Ela foi colocada em 2017 na categoria "crítica", a mais preocupante, em uma lista da Organização Mundial da Saúde (OMS) das bactérias contra as quais o desenvolvimento de novos remédios é mais urgente, já que esses microrganismos evoluíram se tornando mais fortes e desenvolvendo formas poderosas de driblar antibióticos existentes.

No Brasil, foi ela também o microrganismo que mais causou infecções sanguíneas em pacientes adultos de Unidades de Terapia Intensiva (UTI) em hospitais públicos e privados, segundo dados da Agência Nacional de Vigilância Sanitária (Anvisa) para 2017.

Agora, cientistas brasileiros descobriram algo que já temiam: detectaram a presença da Klebsiella pneumoniae em organismos de pacientes que não estão hospitalizados, e sim na "comunidade", como definem os especialistas. No caso, esta bactéria foi encontrada na urina de 48 pessoas diagnosticadas com infecção urinária em 2013 e que foram fazer testes em uma rede de laboratórios particular na região de Ribeirão Preto (SP).

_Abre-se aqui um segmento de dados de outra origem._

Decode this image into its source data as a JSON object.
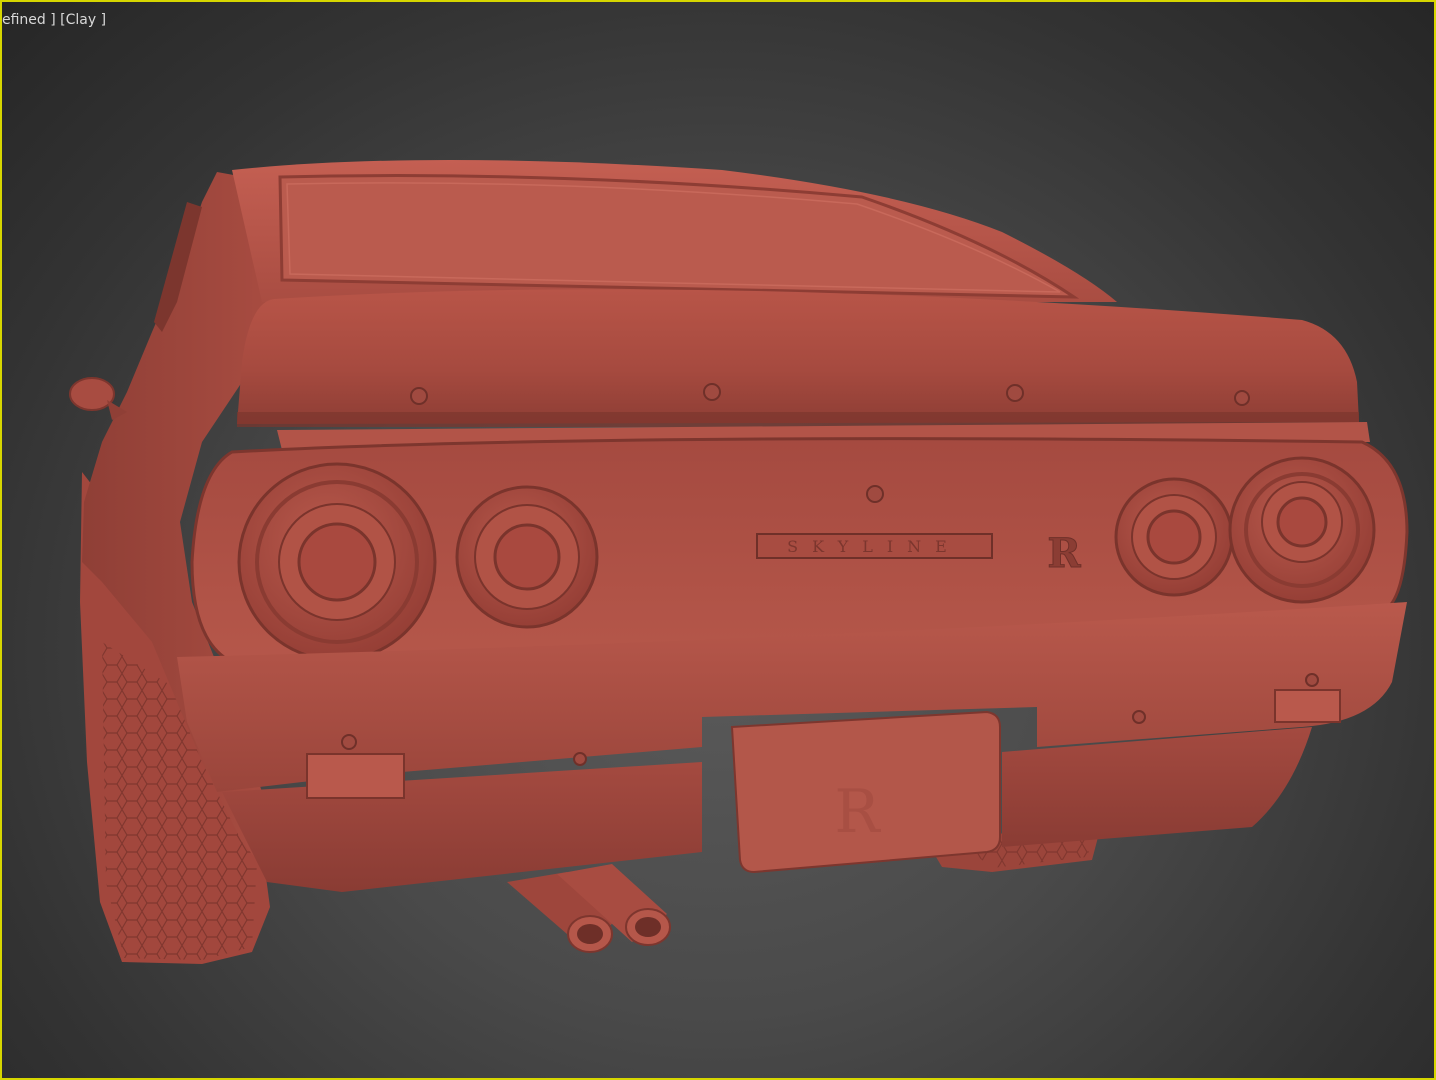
{
  "viewport": {
    "label_parts": [
      "efined ]",
      " [Clay ]"
    ],
    "active_border_color": "#d6d600",
    "background_color": "#4a4a4a"
  },
  "model": {
    "material": "clay",
    "clay_color": "#b5574a",
    "badge_text": "SKYLINE",
    "emblem_text": "R"
  },
  "icons": {
    "viewport_shading": "clay-shading-icon"
  }
}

Especialistas consultados pela BBC News Brasil indicam que esse é o primeiro estudo a identificar a bactéria em amostras de pacientes brasileiros não hospitalizados.

O que causa preocupação nestes resultados, publicados no periódico Journal of Global Antimicrobial Resistance, não é apenas a identificação da Klebsiella pneumoniae na urina destas pessoas, mas a comprovação de que estes microrganismos se mostraram também muito resistentes.

Das 48 amostras, 29 (60,4%) tinham bactérias não suscetíveis a três ou mais classes de antibióticos - portanto, consideradas multirresistentes (MDR). No conjunto, foram encontrados também diferentes "genes de virulência", ou seja, codificadores genéticos que geram "armas" para que as bactérias consigam driblar o sistema de defesa dos pacientes ou se espalhar facilmente.

"O que nos surpreendeu foram esses altos índices de resistência a antibióticos e genes de resistência e virulência", explicou à BBC News Brasil por e-mail André Pitondo da Silva, coautor da publicação e professor de Microbiologia e Pesquisador da Universidade de Ribeirão Preto (Unaerp).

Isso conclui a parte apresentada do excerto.